As I played I thought about how one would write a program to solve the puzzles and comparing that to my own cognition. The obvious brute force approach would be to do the full tree search trying every single sequence of actions. This could probably work: there is a pretty big branching factor: each character can move maybe 25 tiles and take one action from a couple choices at maybe half a dozen enemies. But with most of the missions being fairly straightforward the depth is quite limited. Indeed the game naturally suggests this tree exploration: they provide an undo button you can use liberally which effectively pops you up a node in the tree.
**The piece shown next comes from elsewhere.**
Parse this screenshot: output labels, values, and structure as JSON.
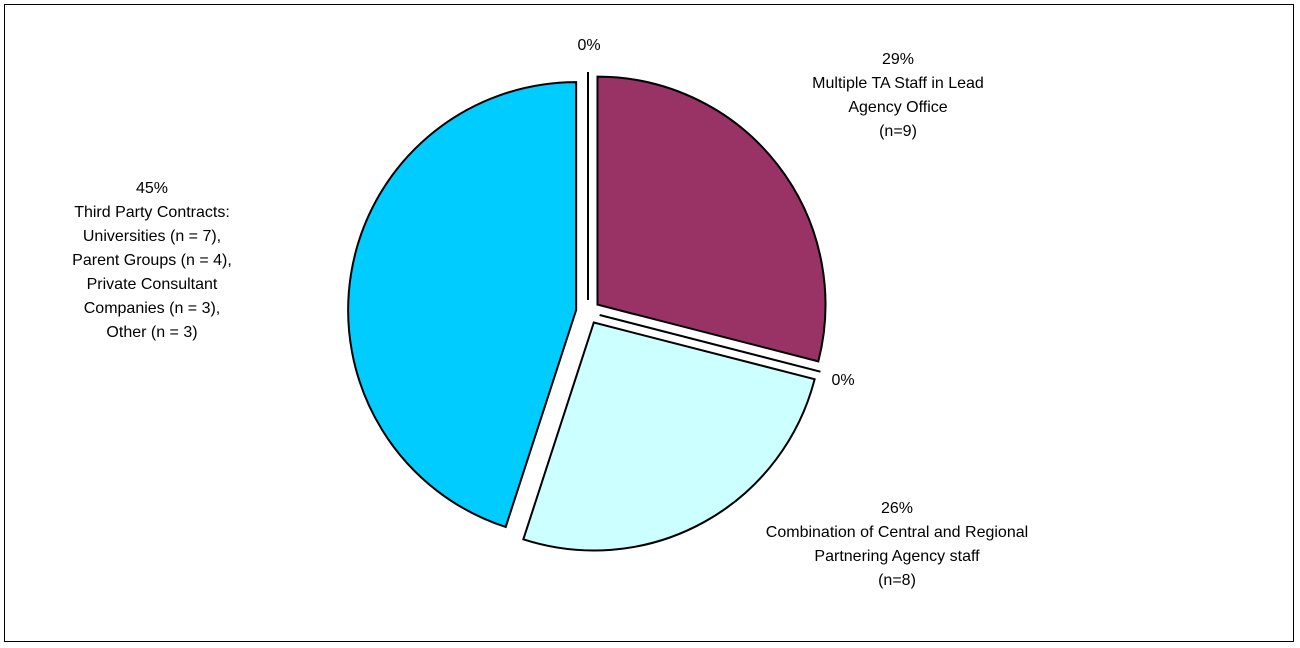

We could of course be slightly smarter in our exploration budget. This reminds me of Antithesis’s series of playing NES games using their testing framework. They use a hypervisor to turn playing the game into a tree search: they can record and restart the program from any point and provide new inputs. Their testing framework then provides an exploration strategy for what states to continue exploring from. With ever smarter exploration strategies they can beat an impressive series of games.
You could imagine a similar approach here setting up heuristics to explore the tree. Q-learning is a way to pick paths down the tree that are the most promising. You use reinforcement learning to estimate the potential reward from a state: in this case whether we solve the puzzle. Then when exploring the tree you prioritize moves which have higher values of Q.
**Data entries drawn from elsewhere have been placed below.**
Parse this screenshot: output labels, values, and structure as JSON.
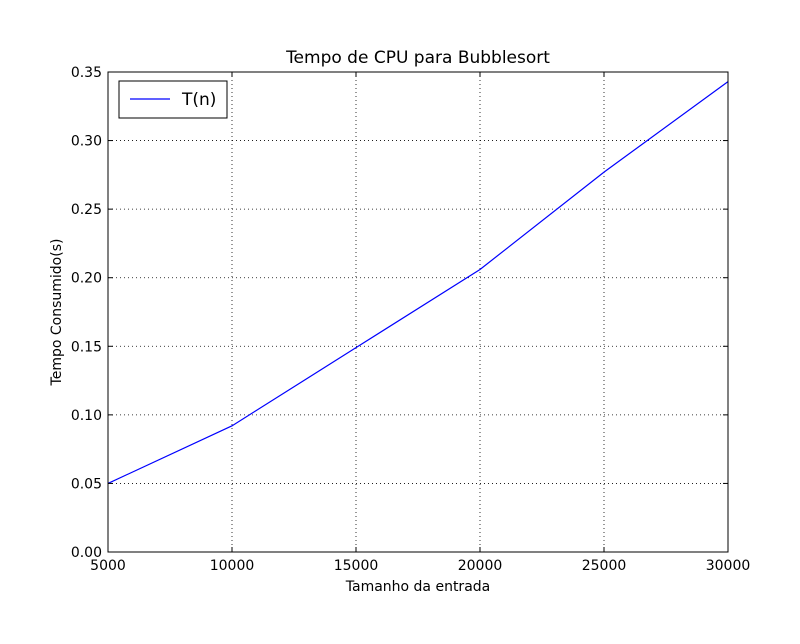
{
  "chart_data": {
    "type": "line",
    "title": "Tempo de CPU para Bubblesort",
    "xlabel": "Tamanho da entrada",
    "ylabel": "Tempo Consumido(s)",
    "xlim": [
      5000,
      30000
    ],
    "ylim": [
      0.0,
      0.35
    ],
    "xticks": [
      "5000",
      "10000",
      "15000",
      "20000",
      "25000",
      "30000"
    ],
    "yticks": [
      "0.00",
      "0.05",
      "0.10",
      "0.15",
      "0.20",
      "0.25",
      "0.30",
      "0.35"
    ],
    "grid": true,
    "legend_position": "top-left",
    "series": [
      {
        "name": "T(n)",
        "color": "#0000ff",
        "x": [
          5000,
          10000,
          15000,
          20000,
          25000,
          30000
        ],
        "y": [
          0.05,
          0.092,
          0.149,
          0.206,
          0.277,
          0.343
        ]
      }
    ]
  }
}
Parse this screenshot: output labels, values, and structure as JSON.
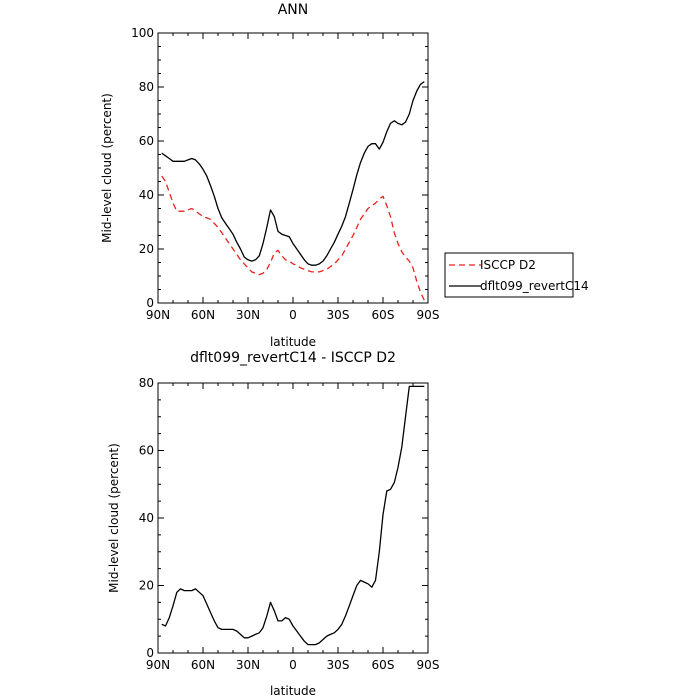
{
  "chart_data": [
    {
      "type": "line",
      "title": "ANN",
      "xlabel": "latitude",
      "ylabel": "Mid-level cloud (percent)",
      "xlim": [
        90,
        -90
      ],
      "ylim": [
        0,
        100
      ],
      "xticks": [
        90,
        60,
        30,
        0,
        -30,
        -60,
        -90
      ],
      "xtick_labels": [
        "90N",
        "60N",
        "30N",
        "0",
        "30S",
        "60S",
        "90S"
      ],
      "yticks": [
        0,
        20,
        40,
        60,
        80,
        100
      ],
      "ytick_labels": [
        "0",
        "20",
        "40",
        "60",
        "80",
        "100"
      ],
      "legend_position": "right",
      "series": [
        {
          "name": "ISCCP D2",
          "color": "#e8231d",
          "dash": "dashed",
          "x": [
            87.5,
            85,
            82.5,
            80,
            77.5,
            75,
            72.5,
            70,
            67.5,
            65,
            62.5,
            60,
            57.5,
            55,
            52.5,
            50,
            47.5,
            45,
            42.5,
            40,
            37.5,
            35,
            32.5,
            30,
            27.5,
            25,
            22.5,
            20,
            17.5,
            15,
            12.5,
            10,
            7.5,
            5,
            2.5,
            0,
            -2.5,
            -5,
            -7.5,
            -10,
            -12.5,
            -15,
            -17.5,
            -20,
            -22.5,
            -25,
            -27.5,
            -30,
            -32.5,
            -35,
            -37.5,
            -40,
            -42.5,
            -45,
            -47.5,
            -50,
            -52.5,
            -55,
            -57.5,
            -60,
            -62.5,
            -65,
            -67.5,
            -70,
            -72.5,
            -75,
            -77.5,
            -80,
            -82.5,
            -85,
            -87.5
          ],
          "y": [
            47,
            45,
            41,
            37,
            34,
            34,
            34,
            34.5,
            35,
            34,
            33,
            32,
            31.5,
            31,
            29.5,
            28,
            26,
            24,
            22,
            20,
            18,
            16,
            14.5,
            13,
            11.5,
            11,
            10.5,
            11,
            12.5,
            15,
            18.5,
            19.5,
            17.5,
            16,
            15.5,
            14.5,
            14,
            13,
            12.5,
            12,
            11.5,
            11.5,
            11.5,
            12,
            12.5,
            13.5,
            14.5,
            16,
            17.5,
            20,
            22.5,
            25,
            28,
            31,
            33,
            35,
            36,
            37,
            38.5,
            39.5,
            36,
            32,
            26,
            22,
            19,
            17,
            15.5,
            13,
            8,
            4,
            1
          ]
        },
        {
          "name": "dflt099_revertC14",
          "color": "#000000",
          "dash": "solid",
          "x": [
            87.5,
            85,
            82.5,
            80,
            77.5,
            75,
            72.5,
            70,
            67.5,
            65,
            62.5,
            60,
            57.5,
            55,
            52.5,
            50,
            47.5,
            45,
            42.5,
            40,
            37.5,
            35,
            32.5,
            30,
            27.5,
            25,
            22.5,
            20,
            17.5,
            15,
            12.5,
            10,
            7.5,
            5,
            2.5,
            0,
            -2.5,
            -5,
            -7.5,
            -10,
            -12.5,
            -15,
            -17.5,
            -20,
            -22.5,
            -25,
            -27.5,
            -30,
            -32.5,
            -35,
            -37.5,
            -40,
            -42.5,
            -45,
            -47.5,
            -50,
            -52.5,
            -55,
            -57.5,
            -60,
            -62.5,
            -65,
            -67.5,
            -70,
            -72.5,
            -75,
            -77.5,
            -80,
            -82.5,
            -85,
            -87.5
          ],
          "y": [
            55.5,
            54.5,
            53.5,
            52.5,
            52.5,
            52.5,
            52.5,
            53,
            53.5,
            53,
            51.5,
            49.5,
            47,
            43.5,
            39.5,
            35,
            31.5,
            29.5,
            27.5,
            25.5,
            22.5,
            20,
            17,
            16,
            15.5,
            16,
            17.5,
            22,
            28,
            34.5,
            32,
            26.5,
            25.5,
            25,
            24.5,
            22,
            20,
            18,
            16,
            14.5,
            14,
            14,
            14.5,
            15.5,
            17.5,
            20,
            22.5,
            25.5,
            28.5,
            32,
            37,
            42,
            47.5,
            52,
            55.5,
            58,
            59,
            59,
            57,
            59.5,
            63.5,
            66.5,
            67.5,
            66.5,
            66,
            67,
            70,
            75,
            78.5,
            81,
            82
          ]
        }
      ]
    },
    {
      "type": "line",
      "title": "dflt099_revertC14 - ISCCP D2",
      "xlabel": "latitude",
      "ylabel": "Mid-level cloud (percent)",
      "xlim": [
        90,
        -90
      ],
      "ylim": [
        0,
        80
      ],
      "xticks": [
        90,
        60,
        30,
        0,
        -30,
        -60,
        -90
      ],
      "xtick_labels": [
        "90N",
        "60N",
        "30N",
        "0",
        "30S",
        "60S",
        "90S"
      ],
      "yticks": [
        0,
        20,
        40,
        60,
        80
      ],
      "ytick_labels": [
        "0",
        "20",
        "40",
        "60",
        "80"
      ],
      "series": [
        {
          "color": "#000000",
          "dash": "solid",
          "x": [
            87.5,
            85,
            82.5,
            80,
            77.5,
            75,
            72.5,
            70,
            67.5,
            65,
            62.5,
            60,
            57.5,
            55,
            52.5,
            50,
            47.5,
            45,
            42.5,
            40,
            37.5,
            35,
            32.5,
            30,
            27.5,
            25,
            22.5,
            20,
            17.5,
            15,
            12.5,
            10,
            7.5,
            5,
            2.5,
            0,
            -2.5,
            -5,
            -7.5,
            -10,
            -12.5,
            -15,
            -17.5,
            -20,
            -22.5,
            -25,
            -27.5,
            -30,
            -32.5,
            -35,
            -37.5,
            -40,
            -42.5,
            -45,
            -47.5,
            -50,
            -52.5,
            -55,
            -57.5,
            -60,
            -62.5,
            -65,
            -67.5,
            -70,
            -72.5,
            -75,
            -77.5,
            -80,
            -82.5,
            -85,
            -87.5
          ],
          "y": [
            8.5,
            8,
            10.5,
            14,
            18,
            19,
            18.5,
            18.5,
            18.5,
            19,
            18,
            17,
            14.5,
            12,
            9.5,
            7.5,
            7,
            7,
            7,
            7,
            6.5,
            5.5,
            4.5,
            4.5,
            5,
            5.5,
            6,
            7.5,
            11,
            15,
            12.5,
            9.5,
            9.5,
            10.5,
            10,
            8,
            6.5,
            5,
            3.5,
            2.5,
            2.5,
            2.5,
            3,
            4,
            5,
            5.5,
            6,
            7,
            8.5,
            11,
            14,
            17,
            20,
            21.5,
            21,
            20.5,
            19.5,
            21.5,
            30,
            41,
            48,
            48.5,
            50.5,
            55,
            61,
            70,
            79,
            79,
            79,
            79,
            79
          ]
        }
      ]
    }
  ],
  "legend": {
    "items": [
      {
        "label": "ISCCP D2",
        "color": "#e8231d",
        "dash": "dashed"
      },
      {
        "label": "dflt099_revertC14",
        "color": "#000000",
        "dash": "solid"
      }
    ]
  }
}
The problem with Q-learning is that formulating the reward is tricky. It would work for one level / or maybe one level type. But then when faced with a different objective all your past learning won’t help. Your best bet is maybe some transfer learning but you’d still need to retrain on this new objective 2. More damningly you also have to relearn each time you get a new or upgraded ability.
As I play the game I find myself approaching the game from a different angle. Instead of starting at the top of the tree I look for intermediate states: often ones suggested by the sub-objectives: “I need to be here to switch this terminal but can’t be shot by this guy but there is a nice window he could be defenestrated from but only Jan has sufficient pushback to do it.” I’d label this the strategy layer: very similar to Q-learning I am prioritizing states but at the start rather than as I go down the tree. This gives me a natural set of subgoals to try to achieve in the “tactics” phase where I do more brute force checking how to reach those states. There is natural slippage: I just need to be in a close enough state to my target state which often reveals itself further in this process: “maybe that last enemy can be shot by Zan because I need the mana boost.”
What this exercise has revealed to me is that I definitely need to read up more on reinforcement learning and game AI.